The method was validated, and the level of intraobserver and interobserver error was assessed by performing a pilot study with 20 tomographic exams in which the MBS was evaluated. All the measurements were remeasured after 14 days. The average intraclass correlation coefficient was 99.75%, whereas the interclass correlation coefficient was 98%.
Statistical analysis was performed with the SPSS software (version 22; SPSS Inc, Chicago, Ill). Normality was verified by means of the Kolmogorov-Smirnov test. The descriptive analysis was performed, and the non-normal distribution of the data was verified. Thus, Spearman’s nonparametric test was used to correlate the gonial angle with the MBS and the IC thicknesses. The level of significance was 5%.

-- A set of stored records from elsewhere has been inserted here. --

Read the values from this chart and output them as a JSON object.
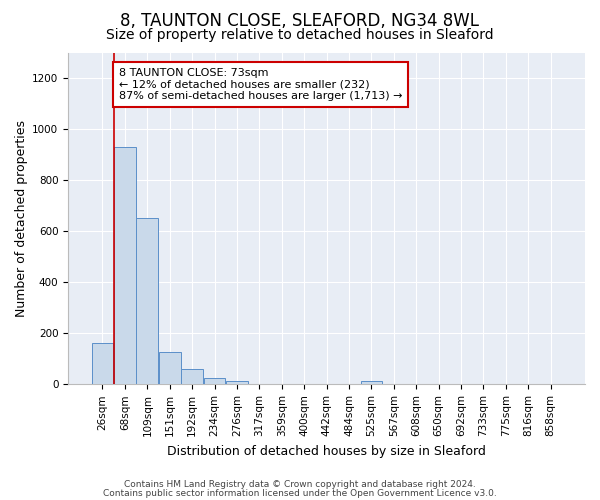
{
  "title1": "8, TAUNTON CLOSE, SLEAFORD, NG34 8WL",
  "title2": "Size of property relative to detached houses in Sleaford",
  "xlabel": "Distribution of detached houses by size in Sleaford",
  "ylabel": "Number of detached properties",
  "footnote1": "Contains HM Land Registry data © Crown copyright and database right 2024.",
  "footnote2": "Contains public sector information licensed under the Open Government Licence v3.0.",
  "bin_labels": [
    "26sqm",
    "68sqm",
    "109sqm",
    "151sqm",
    "192sqm",
    "234sqm",
    "276sqm",
    "317sqm",
    "359sqm",
    "400sqm",
    "442sqm",
    "484sqm",
    "525sqm",
    "567sqm",
    "608sqm",
    "650sqm",
    "692sqm",
    "733sqm",
    "775sqm",
    "816sqm",
    "858sqm"
  ],
  "bar_values": [
    160,
    930,
    650,
    125,
    60,
    25,
    12,
    0,
    0,
    0,
    0,
    0,
    12,
    0,
    0,
    0,
    0,
    0,
    0,
    0,
    0
  ],
  "bar_color": "#c9d9ea",
  "bar_edge_color": "#5b8fc9",
  "vline_color": "#cc0000",
  "vline_x_idx": 0.5,
  "annotation_text": "8 TAUNTON CLOSE: 73sqm\n← 12% of detached houses are smaller (232)\n87% of semi-detached houses are larger (1,713) →",
  "annotation_box_facecolor": "#ffffff",
  "annotation_box_edgecolor": "#cc0000",
  "ylim": [
    0,
    1300
  ],
  "yticks": [
    0,
    200,
    400,
    600,
    800,
    1000,
    1200
  ],
  "fig_bg_color": "#ffffff",
  "plot_bg_color": "#e8edf5",
  "grid_color": "#ffffff",
  "title1_fontsize": 12,
  "title2_fontsize": 10,
  "ylabel_fontsize": 9,
  "xlabel_fontsize": 9,
  "tick_fontsize": 7.5,
  "annotation_fontsize": 8,
  "footnote_fontsize": 6.5
}
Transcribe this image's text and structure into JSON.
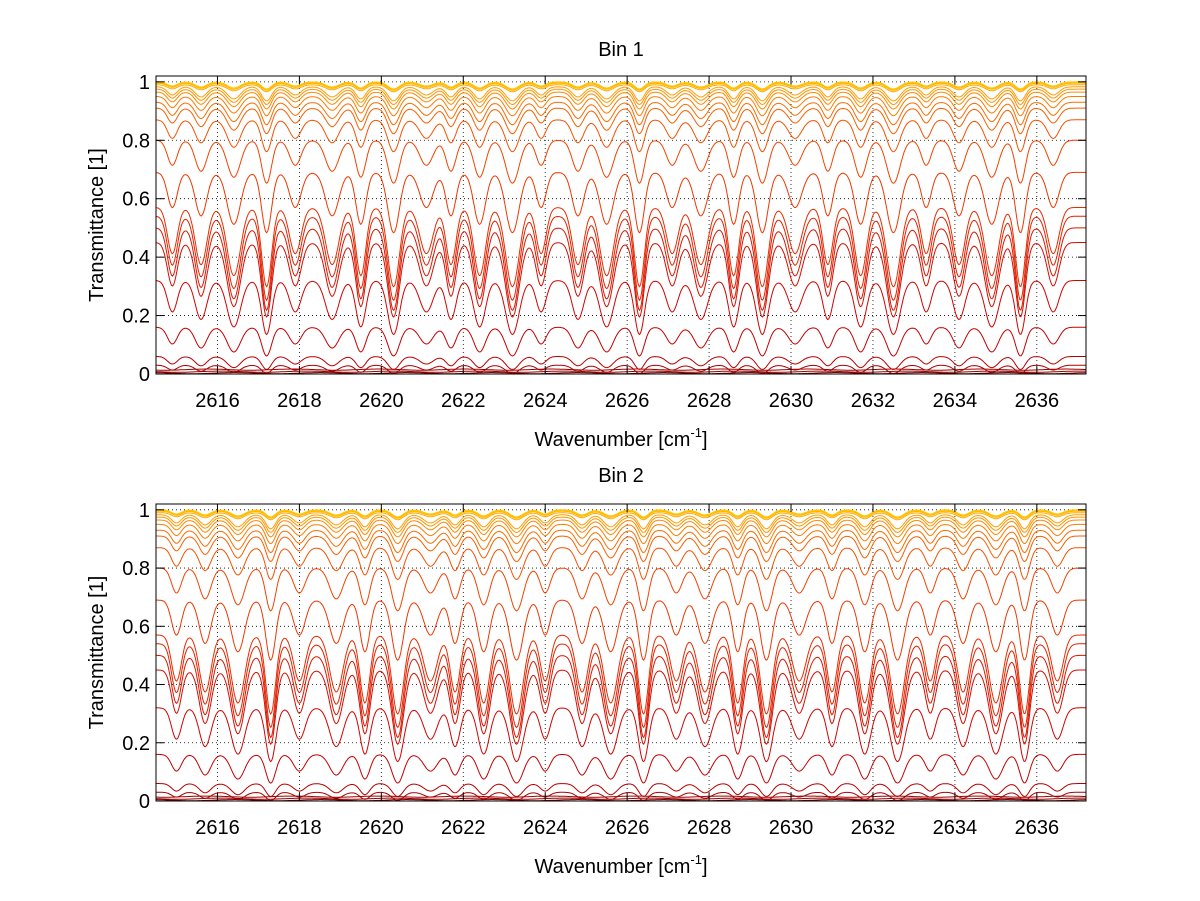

The gonial angle ranged from 102.4° to 143.2°. Descriptive statistics for the MBS and IC thickness values are shown in the Table . The box plot diagram showed that the MBS thickness increased posteriorly ( Fig 4 ). In contrast, bone thickness in the IC decreased posteriorly ( Fig 5 ). In the MBS, buccal to the first molar, nearly all the samples had less than 4 mm of transverse bone thickness. However, buccal to the distal root of the second molar, nearly 75% of the sample had more than 4 mm of transverse bone thickness. In contrast, in the IC, more than 50% of the entire sample had less than 4 mm bone thickness, and in the proximal area, it got to more than 75%. Spearman’s nonparametric test showed that there was an inversely proportional statistic correlation with the gonial angle. However, there was no correlation between the IC and the gonial angle ( Table ).